Reed and first-time director/co-screenwriter Catherine Hardwicke have given this film great strengths -- particularly its authenticity of detail and its genuine commitment, even tenderness, toward its subject matter. This really shows in the performances. Hunter is fearless in revealing Mel's fragility, her generosity, and the deep, deep love for her children that grounds her. Wood is breathtakingly open; every ounce of the joy and anguish she feels in heart-breaking relief on her face. Wood shows us Evie's wounded child inside the cool manipulator. The script has some particularly subtle and perceptive moments, especially when Tracy's father keeps asking for the problem to be explained to him "in a nutshell."
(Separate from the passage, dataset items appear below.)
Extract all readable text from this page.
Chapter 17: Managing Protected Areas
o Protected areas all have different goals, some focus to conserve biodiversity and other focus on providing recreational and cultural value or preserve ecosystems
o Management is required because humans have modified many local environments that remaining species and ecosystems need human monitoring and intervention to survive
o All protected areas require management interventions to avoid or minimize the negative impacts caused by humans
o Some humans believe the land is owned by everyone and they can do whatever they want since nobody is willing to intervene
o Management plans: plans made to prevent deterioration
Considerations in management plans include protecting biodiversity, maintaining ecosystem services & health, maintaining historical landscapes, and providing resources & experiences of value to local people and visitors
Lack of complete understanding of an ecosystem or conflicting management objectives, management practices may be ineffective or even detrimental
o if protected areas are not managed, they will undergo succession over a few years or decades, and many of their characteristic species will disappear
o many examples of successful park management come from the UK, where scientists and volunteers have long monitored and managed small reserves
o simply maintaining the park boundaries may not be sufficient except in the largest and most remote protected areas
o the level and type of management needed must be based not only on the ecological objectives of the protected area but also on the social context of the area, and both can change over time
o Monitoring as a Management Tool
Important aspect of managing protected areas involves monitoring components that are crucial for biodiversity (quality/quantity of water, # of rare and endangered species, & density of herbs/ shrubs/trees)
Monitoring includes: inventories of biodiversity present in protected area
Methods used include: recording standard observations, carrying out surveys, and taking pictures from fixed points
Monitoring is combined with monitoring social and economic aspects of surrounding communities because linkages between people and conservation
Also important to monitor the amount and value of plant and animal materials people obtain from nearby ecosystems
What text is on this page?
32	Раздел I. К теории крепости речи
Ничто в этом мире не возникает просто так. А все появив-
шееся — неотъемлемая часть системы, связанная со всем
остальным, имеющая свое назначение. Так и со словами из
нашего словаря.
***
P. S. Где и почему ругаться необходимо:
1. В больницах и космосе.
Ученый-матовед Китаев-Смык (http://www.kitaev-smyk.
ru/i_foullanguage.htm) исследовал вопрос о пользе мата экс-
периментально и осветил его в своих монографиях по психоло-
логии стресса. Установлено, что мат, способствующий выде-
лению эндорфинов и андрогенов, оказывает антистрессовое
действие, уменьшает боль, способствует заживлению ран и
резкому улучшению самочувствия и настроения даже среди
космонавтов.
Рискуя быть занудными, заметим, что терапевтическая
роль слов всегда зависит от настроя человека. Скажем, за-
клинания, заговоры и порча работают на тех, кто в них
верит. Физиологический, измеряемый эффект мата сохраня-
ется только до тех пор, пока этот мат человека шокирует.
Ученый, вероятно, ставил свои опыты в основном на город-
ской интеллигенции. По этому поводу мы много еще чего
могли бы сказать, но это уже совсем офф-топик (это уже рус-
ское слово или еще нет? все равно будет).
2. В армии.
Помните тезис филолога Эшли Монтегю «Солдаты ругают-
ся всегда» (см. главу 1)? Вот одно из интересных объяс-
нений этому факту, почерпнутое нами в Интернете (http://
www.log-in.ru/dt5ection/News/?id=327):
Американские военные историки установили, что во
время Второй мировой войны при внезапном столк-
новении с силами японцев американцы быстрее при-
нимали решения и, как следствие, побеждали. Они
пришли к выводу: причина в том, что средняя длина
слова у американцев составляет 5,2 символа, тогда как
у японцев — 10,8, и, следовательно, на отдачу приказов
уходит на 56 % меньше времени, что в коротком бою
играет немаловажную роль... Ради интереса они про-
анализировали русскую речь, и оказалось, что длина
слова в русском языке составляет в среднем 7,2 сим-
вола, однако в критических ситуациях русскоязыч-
On the other hand, it would be nice if Tracy didn't have to take on every single one of every parent's worst nightmares; in addition to substance abuse, sexual involvement, lying, stealing, and failing in school, she develops an eating disorder and cuts herself. There are enough teenage problems in this movie to fill a decade's worth of after-school-specials. But the film's weaknesses are the weaknesses of youth and inexperience, and that is actually very appropriate for the subject matter.